Intérêt environnemental

Au-delà de l’alimentation animale, la luzerne a un intérêt environnemental. C’est une légumineuse, donc sans apport d’azote. « On sait combien les engrais azotés contribuent aux gaz à effet de serre. Les légumineuses permettent de réduire ces émissions. C’est un premier avantage. Tout le travail de récolte est pris en charge par la coopérative de déshydratation ou l’usine. L’agriculteur n’a plus qu’à désherber, chimiquement ou mécaniquement, et à apporter un peu d’engrais à base de potasse et de phosphate, sans azote, puisque ce n’est pas nécessaire. Nous avons aussi mis en place, dans la région et en France, des bandes de luzerne non fauchées, avec Apiluz, pour la biodiversité.
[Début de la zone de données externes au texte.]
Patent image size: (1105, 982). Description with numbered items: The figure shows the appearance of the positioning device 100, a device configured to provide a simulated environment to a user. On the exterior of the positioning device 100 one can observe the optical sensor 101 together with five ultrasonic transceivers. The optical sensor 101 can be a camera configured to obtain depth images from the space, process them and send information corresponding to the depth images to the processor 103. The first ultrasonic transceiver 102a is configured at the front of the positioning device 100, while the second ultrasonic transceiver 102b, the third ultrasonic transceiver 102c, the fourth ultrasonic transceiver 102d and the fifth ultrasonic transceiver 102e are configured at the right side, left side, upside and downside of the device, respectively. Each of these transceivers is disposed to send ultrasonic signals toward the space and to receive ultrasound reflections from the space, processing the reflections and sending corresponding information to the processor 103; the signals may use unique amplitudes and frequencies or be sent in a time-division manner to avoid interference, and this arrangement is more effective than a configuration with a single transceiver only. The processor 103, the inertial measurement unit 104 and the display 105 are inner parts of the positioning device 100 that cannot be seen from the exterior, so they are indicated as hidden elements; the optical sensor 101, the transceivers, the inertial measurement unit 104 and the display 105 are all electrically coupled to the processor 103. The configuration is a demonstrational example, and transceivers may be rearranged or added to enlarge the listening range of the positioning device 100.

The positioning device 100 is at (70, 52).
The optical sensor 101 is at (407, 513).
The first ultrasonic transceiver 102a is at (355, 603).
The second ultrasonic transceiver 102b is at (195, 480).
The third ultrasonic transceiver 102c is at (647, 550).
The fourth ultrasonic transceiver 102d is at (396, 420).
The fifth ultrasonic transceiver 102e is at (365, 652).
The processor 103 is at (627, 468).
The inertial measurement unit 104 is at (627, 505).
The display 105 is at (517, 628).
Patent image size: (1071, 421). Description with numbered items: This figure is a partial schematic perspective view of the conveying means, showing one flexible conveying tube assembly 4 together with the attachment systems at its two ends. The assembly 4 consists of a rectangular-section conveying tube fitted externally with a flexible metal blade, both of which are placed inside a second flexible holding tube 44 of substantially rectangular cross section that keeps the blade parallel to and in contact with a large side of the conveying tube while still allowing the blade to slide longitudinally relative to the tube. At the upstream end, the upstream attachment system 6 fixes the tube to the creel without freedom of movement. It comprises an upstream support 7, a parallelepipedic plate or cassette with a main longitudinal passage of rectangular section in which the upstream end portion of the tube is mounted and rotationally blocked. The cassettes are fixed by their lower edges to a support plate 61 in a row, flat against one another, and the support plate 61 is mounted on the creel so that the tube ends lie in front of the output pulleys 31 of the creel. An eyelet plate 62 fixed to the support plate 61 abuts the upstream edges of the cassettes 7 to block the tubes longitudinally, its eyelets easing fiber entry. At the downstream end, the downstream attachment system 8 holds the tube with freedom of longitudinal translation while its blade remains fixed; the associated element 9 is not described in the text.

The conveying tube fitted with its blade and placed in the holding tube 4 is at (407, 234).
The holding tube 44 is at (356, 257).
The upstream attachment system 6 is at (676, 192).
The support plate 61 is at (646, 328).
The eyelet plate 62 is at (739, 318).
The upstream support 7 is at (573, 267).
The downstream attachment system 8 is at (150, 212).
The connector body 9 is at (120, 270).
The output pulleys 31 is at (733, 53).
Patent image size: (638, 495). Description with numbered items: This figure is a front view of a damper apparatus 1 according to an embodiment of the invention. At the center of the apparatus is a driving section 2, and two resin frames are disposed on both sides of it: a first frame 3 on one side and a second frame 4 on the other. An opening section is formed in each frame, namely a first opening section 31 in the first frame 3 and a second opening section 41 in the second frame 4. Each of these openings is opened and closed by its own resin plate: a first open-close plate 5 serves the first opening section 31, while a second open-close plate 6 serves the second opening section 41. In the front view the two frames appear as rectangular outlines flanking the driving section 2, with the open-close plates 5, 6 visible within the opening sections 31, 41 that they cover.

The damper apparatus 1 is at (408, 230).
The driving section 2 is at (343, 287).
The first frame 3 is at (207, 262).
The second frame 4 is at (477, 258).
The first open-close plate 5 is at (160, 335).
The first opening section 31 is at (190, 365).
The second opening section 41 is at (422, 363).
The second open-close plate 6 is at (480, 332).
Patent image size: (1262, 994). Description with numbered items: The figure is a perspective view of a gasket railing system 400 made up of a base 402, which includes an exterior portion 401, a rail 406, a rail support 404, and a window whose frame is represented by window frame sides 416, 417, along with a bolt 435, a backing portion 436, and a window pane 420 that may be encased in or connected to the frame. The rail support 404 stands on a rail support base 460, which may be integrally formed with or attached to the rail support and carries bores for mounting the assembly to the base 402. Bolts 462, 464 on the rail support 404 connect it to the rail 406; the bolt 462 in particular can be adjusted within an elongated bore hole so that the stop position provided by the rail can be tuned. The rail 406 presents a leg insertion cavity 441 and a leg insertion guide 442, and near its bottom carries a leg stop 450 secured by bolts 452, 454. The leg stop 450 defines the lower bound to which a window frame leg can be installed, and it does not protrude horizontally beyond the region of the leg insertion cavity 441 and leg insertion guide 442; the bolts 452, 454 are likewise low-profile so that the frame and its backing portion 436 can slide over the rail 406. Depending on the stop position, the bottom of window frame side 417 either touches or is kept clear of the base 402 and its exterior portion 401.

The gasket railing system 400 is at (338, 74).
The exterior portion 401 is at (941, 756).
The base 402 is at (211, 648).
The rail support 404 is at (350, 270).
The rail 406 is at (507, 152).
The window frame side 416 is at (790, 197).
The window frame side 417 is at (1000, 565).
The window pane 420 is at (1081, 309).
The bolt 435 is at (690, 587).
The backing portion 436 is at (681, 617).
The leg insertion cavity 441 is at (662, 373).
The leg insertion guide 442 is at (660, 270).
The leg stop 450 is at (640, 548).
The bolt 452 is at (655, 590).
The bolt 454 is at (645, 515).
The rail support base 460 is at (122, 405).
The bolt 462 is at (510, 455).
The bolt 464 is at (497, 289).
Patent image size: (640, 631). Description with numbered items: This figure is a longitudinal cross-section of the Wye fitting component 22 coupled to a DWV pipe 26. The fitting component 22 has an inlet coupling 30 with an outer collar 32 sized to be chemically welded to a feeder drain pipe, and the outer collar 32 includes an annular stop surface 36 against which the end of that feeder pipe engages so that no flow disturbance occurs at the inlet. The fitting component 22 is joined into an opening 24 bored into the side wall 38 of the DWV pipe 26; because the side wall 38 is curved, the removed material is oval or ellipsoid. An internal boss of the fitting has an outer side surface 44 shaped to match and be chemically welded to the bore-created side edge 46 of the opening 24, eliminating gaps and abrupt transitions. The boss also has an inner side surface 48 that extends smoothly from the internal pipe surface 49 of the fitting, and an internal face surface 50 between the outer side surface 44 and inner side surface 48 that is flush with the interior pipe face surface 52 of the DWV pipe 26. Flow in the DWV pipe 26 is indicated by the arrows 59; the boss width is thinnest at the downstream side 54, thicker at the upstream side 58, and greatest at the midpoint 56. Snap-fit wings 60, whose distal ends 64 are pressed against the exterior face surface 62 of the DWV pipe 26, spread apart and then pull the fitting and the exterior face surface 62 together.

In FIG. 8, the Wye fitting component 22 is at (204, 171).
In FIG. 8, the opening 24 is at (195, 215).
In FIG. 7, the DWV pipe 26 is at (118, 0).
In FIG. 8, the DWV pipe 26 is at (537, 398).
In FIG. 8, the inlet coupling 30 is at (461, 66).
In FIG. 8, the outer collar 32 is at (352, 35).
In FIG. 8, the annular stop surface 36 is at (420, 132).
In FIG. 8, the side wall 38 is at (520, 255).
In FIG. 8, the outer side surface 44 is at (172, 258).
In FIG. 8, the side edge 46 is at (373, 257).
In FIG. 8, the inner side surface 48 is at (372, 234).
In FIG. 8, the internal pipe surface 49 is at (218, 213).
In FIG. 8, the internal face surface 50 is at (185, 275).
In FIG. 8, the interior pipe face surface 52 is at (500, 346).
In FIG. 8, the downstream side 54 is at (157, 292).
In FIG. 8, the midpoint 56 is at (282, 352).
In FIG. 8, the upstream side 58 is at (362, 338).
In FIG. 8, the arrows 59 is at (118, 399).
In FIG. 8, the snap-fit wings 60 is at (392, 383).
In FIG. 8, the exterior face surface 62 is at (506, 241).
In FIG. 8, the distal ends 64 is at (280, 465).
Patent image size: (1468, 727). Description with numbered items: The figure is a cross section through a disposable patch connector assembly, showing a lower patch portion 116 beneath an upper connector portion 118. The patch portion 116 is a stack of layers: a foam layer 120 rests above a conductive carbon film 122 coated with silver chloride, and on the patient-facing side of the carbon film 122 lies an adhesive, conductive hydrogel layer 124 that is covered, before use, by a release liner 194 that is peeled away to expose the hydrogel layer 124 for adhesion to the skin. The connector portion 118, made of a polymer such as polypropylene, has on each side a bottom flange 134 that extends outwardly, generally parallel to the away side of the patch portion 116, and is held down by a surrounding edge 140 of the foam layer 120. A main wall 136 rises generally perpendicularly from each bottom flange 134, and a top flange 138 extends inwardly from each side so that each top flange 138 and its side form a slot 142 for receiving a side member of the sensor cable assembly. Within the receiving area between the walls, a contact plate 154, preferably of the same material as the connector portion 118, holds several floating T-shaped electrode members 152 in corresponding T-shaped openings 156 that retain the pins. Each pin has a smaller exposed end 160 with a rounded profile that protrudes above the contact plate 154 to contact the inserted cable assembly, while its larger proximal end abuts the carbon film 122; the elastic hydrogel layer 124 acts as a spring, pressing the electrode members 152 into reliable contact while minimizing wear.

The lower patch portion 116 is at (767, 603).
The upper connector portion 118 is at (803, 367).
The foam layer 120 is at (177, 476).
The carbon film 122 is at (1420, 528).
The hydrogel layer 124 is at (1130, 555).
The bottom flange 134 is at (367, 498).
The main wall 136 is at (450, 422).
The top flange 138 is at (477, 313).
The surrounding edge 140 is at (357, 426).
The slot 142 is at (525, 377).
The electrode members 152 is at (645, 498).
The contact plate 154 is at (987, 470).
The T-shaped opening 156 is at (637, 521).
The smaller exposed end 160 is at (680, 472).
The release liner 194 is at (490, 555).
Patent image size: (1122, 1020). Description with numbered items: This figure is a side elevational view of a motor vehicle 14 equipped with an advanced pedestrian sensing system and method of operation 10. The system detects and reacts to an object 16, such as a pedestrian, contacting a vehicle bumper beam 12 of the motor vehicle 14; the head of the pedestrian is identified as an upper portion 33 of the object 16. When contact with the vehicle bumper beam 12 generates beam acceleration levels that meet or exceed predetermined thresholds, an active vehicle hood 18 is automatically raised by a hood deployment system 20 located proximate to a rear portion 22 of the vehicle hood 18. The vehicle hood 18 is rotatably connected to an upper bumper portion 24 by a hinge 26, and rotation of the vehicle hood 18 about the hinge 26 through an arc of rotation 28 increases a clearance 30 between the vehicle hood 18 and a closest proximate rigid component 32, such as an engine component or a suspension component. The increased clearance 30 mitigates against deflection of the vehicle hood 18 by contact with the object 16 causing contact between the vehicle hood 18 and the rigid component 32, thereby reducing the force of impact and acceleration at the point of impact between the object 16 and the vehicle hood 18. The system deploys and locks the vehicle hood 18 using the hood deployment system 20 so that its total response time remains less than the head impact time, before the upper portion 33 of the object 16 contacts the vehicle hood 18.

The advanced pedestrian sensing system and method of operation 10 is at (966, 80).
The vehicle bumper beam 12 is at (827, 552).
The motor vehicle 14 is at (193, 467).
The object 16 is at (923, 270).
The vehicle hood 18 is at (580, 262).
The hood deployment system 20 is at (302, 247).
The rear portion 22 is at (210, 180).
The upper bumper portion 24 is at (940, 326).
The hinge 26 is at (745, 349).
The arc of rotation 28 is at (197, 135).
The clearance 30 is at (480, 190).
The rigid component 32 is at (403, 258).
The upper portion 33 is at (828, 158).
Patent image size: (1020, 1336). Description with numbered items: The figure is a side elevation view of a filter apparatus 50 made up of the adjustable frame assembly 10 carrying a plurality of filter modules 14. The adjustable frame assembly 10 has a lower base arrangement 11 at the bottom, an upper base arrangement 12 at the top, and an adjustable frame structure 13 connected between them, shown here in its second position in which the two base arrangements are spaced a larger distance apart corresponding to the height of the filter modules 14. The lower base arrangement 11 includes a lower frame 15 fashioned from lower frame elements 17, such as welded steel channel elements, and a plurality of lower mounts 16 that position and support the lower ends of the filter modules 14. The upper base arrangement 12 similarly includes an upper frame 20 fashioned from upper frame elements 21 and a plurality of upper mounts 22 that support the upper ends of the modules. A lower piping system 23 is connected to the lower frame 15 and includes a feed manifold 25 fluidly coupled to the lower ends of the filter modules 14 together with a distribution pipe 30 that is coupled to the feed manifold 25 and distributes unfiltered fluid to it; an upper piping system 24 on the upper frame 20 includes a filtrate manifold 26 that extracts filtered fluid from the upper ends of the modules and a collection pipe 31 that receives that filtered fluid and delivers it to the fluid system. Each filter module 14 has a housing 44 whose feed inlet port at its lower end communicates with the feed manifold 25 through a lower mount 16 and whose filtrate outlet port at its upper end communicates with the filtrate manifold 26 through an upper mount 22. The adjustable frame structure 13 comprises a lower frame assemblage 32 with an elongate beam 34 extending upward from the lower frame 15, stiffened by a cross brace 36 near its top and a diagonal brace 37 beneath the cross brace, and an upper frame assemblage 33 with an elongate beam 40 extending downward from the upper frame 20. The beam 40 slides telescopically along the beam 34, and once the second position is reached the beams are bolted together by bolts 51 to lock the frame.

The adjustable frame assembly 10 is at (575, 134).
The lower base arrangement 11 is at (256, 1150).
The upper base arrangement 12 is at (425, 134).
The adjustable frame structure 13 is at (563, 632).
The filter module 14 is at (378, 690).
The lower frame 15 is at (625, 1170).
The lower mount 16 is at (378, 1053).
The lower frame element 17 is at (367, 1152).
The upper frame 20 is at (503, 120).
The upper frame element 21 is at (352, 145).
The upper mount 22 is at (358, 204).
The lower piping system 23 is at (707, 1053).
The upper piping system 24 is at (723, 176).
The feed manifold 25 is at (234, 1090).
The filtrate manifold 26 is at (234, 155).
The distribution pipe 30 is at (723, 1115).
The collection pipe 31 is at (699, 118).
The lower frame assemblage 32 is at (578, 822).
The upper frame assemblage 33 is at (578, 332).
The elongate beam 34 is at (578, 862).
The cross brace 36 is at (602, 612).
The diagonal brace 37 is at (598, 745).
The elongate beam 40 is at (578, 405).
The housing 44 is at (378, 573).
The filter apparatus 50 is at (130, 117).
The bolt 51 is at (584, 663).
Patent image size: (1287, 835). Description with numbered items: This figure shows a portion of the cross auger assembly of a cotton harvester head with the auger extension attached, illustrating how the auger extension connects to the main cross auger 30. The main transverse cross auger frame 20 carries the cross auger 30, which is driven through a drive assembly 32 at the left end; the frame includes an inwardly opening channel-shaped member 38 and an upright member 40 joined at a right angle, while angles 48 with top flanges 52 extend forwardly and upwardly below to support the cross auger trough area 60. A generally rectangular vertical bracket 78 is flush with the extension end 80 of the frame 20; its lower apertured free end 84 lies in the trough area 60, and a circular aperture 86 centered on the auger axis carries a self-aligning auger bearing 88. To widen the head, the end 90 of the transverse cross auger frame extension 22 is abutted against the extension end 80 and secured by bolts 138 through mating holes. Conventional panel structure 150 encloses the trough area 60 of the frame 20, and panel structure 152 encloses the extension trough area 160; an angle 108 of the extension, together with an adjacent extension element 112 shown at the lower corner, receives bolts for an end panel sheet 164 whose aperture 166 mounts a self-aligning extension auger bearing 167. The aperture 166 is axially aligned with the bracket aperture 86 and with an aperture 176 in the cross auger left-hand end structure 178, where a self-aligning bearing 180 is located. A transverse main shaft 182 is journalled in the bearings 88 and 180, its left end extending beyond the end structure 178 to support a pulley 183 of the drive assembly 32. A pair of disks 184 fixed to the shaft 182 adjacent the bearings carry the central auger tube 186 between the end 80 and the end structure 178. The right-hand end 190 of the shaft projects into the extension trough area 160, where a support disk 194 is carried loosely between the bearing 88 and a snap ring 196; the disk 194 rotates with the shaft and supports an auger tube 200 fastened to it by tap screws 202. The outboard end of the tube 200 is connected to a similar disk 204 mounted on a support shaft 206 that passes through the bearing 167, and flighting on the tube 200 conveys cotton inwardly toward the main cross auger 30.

C’est un des thèmes du congrès mondial : les avantages environnementaux et la réponse aux besoins sociétaux. Ces bandes non fauchées sont un gain pour les apiculteurs, qui manquent de fleurs à certaines périodes. »

Photo de Éric Masset
Éric Masset, Président du Comité international d’organisation et Vice-président de Luzerne de France au coeur d’un de ses champs de luzerne. (Crédits : ND)

Néanmoins, la culture de cette légumineuse fourragère atteint un palier en raison des importants investissements à réaliser pour monter un outil industriel de déshydratation. « On dit souvent que c’est 10 000 € de l’hectare et qu’il faut au moins 2 000 hectares. Vous arrivez tout de suite à 20 millions d’euros… » C’est pourquoi les usines de déshydratation, qui ont un coût élevé de fonctionnement, sont rentables si elles tournent une bonne partie de l’année. Elles ne font pas que de la luzerne, mais aussi de la betterave, du maïs ou encore des plaquettes forestières. L’enjeu énergétique est donc primordial pour la filière. « En 20 ans, nous avons diminué de 94 % nos émissions de CO2 en remplaçant une partie de l’énergie fossile par de la biomasse », insiste le vice-président de Luzerne de France. Durant le congrès, les enjeux environnementaux seront aussi étudiés, des émissions de carbone à l’usage de l’eau (aux États-Unis notamment, lors de la culture, par manque d’apport en eau). « La luzerne n’est pas seulement une culture, c’est un symbole de relocalisation de l’alimentation animale, de décarbonation et d’innovation. En accueillant ce congrès mondial, la France affirme son rôle moteur dans les transitions agricoles et s’impose comme un acteur de solutions pour les grands enjeux alimentaires », insiste Éric Masset.